A Novel Scalable and Effective Partitioning Approach for Big Data Reduction

The continuous increment of data size makes the traditional instance selection methods ineffective to reduce big training datasets in a single machine. Recent approaches to solving this technical problem partition the training dataset into subsets prior to apply the instance selection methods into each subset separately. However, the performance of the applied instance selection methods to subsets is negatively affected, especially when the number of partitioned subsets is increased. In this work, we propose a novel scalable and effective automated partitioning approach, called overlapped distance-based class-balance partitioning. This approach distributes the training dataset instances to the partitioned subsets based on a given distance metric and ensures the equal representation of data classes into partitioned subsets. Moreover, the instances might be assigned to two subsets once they satisfy the dynamic threshold.

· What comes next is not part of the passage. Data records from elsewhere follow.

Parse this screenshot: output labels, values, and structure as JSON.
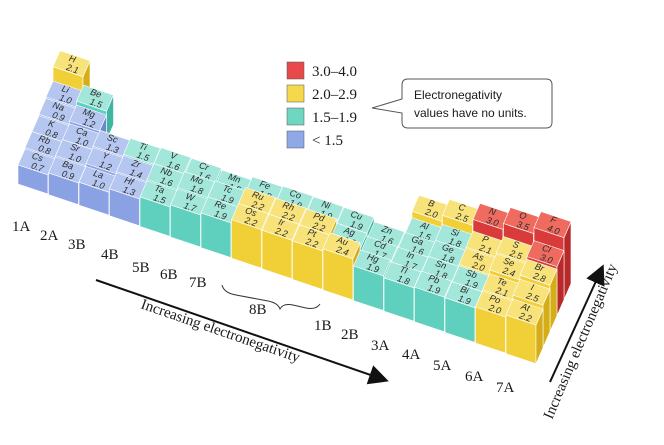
{
  "legend": [
    {
      "label": "3.0–4.0",
      "color": "#e8494a"
    },
    {
      "label": "2.0–2.9",
      "color": "#f5d94a"
    },
    {
      "label": "1.5–1.9",
      "color": "#6fd6c2"
    },
    {
      "label": "< 1.5",
      "color": "#8ea8e8"
    }
  ],
  "note": {
    "line1": "Electronegativity",
    "line2": "values have no units."
  },
  "axis_horizontal": "Increasing electronegativity",
  "axis_vertical": "Increasing electronegativity",
  "groups": [
    "1A",
    "2A",
    "3B",
    "4B",
    "5B",
    "6B",
    "7B",
    "8B",
    "1B",
    "2B",
    "3A",
    "4A",
    "5A",
    "6A",
    "7A"
  ],
  "elements": [
    {
      "s": "H",
      "v": "2.1",
      "c": "yellow"
    },
    {
      "s": "Li",
      "v": "1.0",
      "c": "blue"
    },
    {
      "s": "Be",
      "v": "1.5",
      "c": "teal"
    },
    {
      "s": "Na",
      "v": "0.9",
      "c": "blue"
    },
    {
      "s": "Mg",
      "v": "1.2",
      "c": "blue"
    },
    {
      "s": "K",
      "v": "0.8",
      "c": "blue"
    },
    {
      "s": "Ca",
      "v": "1.0",
      "c": "blue"
    },
    {
      "s": "Sc",
      "v": "1.3",
      "c": "blue"
    },
    {
      "s": "Rb",
      "v": "0.8",
      "c": "blue"
    },
    {
      "s": "Sr",
      "v": "1.0",
      "c": "blue"
    },
    {
      "s": "Y",
      "v": "1.2",
      "c": "blue"
    },
    {
      "s": "Cs",
      "v": "0.7",
      "c": "blue"
    },
    {
      "s": "Ba",
      "v": "0.9",
      "c": "blue"
    },
    {
      "s": "La",
      "v": "1.0",
      "c": "blue"
    },
    {
      "s": "Ti",
      "v": "1.5",
      "c": "teal"
    },
    {
      "s": "V",
      "v": "1.6",
      "c": "teal"
    },
    {
      "s": "Cr",
      "v": "1.6",
      "c": "teal"
    },
    {
      "s": "Mn",
      "v": "1.5",
      "c": "teal"
    },
    {
      "s": "Fe",
      "v": "1.8",
      "c": "teal"
    },
    {
      "s": "Co",
      "v": "1.9",
      "c": "teal"
    },
    {
      "s": "Ni",
      "v": "1.9",
      "c": "teal"
    },
    {
      "s": "Cu",
      "v": "1.9",
      "c": "teal"
    },
    {
      "s": "Zn",
      "v": "1.6",
      "c": "teal"
    },
    {
      "s": "Zr",
      "v": "1.4",
      "c": "blue"
    },
    {
      "s": "Nb",
      "v": "1.6",
      "c": "teal"
    },
    {
      "s": "Mo",
      "v": "1.8",
      "c": "teal"
    },
    {
      "s": "Tc",
      "v": "1.9",
      "c": "teal"
    },
    {
      "s": "Ru",
      "v": "2.2",
      "c": "yellow"
    },
    {
      "s": "Rh",
      "v": "2.2",
      "c": "yellow"
    },
    {
      "s": "Pd",
      "v": "2.2",
      "c": "yellow"
    },
    {
      "s": "Ag",
      "v": "1.9",
      "c": "teal"
    },
    {
      "s": "Cd",
      "v": "1.7",
      "c": "teal"
    },
    {
      "s": "Hf",
      "v": "1.3",
      "c": "blue"
    },
    {
      "s": "Ta",
      "v": "1.5",
      "c": "teal"
    },
    {
      "s": "W",
      "v": "1.7",
      "c": "teal"
    },
    {
      "s": "Re",
      "v": "1.9",
      "c": "teal"
    },
    {
      "s": "Os",
      "v": "2.2",
      "c": "yellow"
    },
    {
      "s": "Ir",
      "v": "2.2",
      "c": "yellow"
    },
    {
      "s": "Pt",
      "v": "2.2",
      "c": "yellow"
    },
    {
      "s": "Au",
      "v": "2.4",
      "c": "yellow"
    },
    {
      "s": "Hg",
      "v": "1.9",
      "c": "teal"
    },
    {
      "s": "B",
      "v": "2.0",
      "c": "yellow"
    },
    {
      "s": "C",
      "v": "2.5",
      "c": "yellow"
    },
    {
      "s": "N",
      "v": "3.0",
      "c": "red"
    },
    {
      "s": "O",
      "v": "3.5",
      "c": "red"
    },
    {
      "s": "F",
      "v": "4.0",
      "c": "red"
    },
    {
      "s": "Al",
      "v": "1.5",
      "c": "teal"
    },
    {
      "s": "Si",
      "v": "1.8",
      "c": "teal"
    },
    {
      "s": "P",
      "v": "2.1",
      "c": "yellow"
    },
    {
      "s": "S",
      "v": "2.5",
      "c": "yellow"
    },
    {
      "s": "Cl",
      "v": "3.0",
      "c": "red"
    },
    {
      "s": "Ga",
      "v": "1.6",
      "c": "teal"
    },
    {
      "s": "Ge",
      "v": "1.8",
      "c": "teal"
    },
    {
      "s": "As",
      "v": "2.0",
      "c": "yellow"
    },
    {
      "s": "Se",
      "v": "2.4",
      "c": "yellow"
    },
    {
      "s": "Br",
      "v": "2.8",
      "c": "yellow"
    },
    {
      "s": "In",
      "v": "1.7",
      "c": "teal"
    },
    {
      "s": "Sn",
      "v": "1.8",
      "c": "teal"
    },
    {
      "s": "Sb",
      "v": "1.9",
      "c": "teal"
    },
    {
      "s": "Te",
      "v": "2.1",
      "c": "yellow"
    },
    {
      "s": "I",
      "v": "2.5",
      "c": "yellow"
    },
    {
      "s": "Tl",
      "v": "1.8",
      "c": "teal"
    },
    {
      "s": "Pb",
      "v": "1.9",
      "c": "teal"
    },
    {
      "s": "Bi",
      "v": "1.9",
      "c": "teal"
    },
    {
      "s": "Po",
      "v": "2.0",
      "c": "yellow"
    },
    {
      "s": "At",
      "v": "2.2",
      "c": "yellow"
    }
  ]
}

We implement and test empirically the scalability and effectiveness of the proposed approach using condensed nearest neighbor method over eight standard datasets. The proposed approach is compared empirically and analytically with stratification partitioning approach and a non-overlapped version from our approach with respect to 1) the reduction rate, classification accuracy, and effectiveness metrics, and 2) the scalability aspect, where the number of subsets is increased. The comparison results demonstrate that our approach is more scalable and effective than other partitioning approaches with respect to these standard datasets.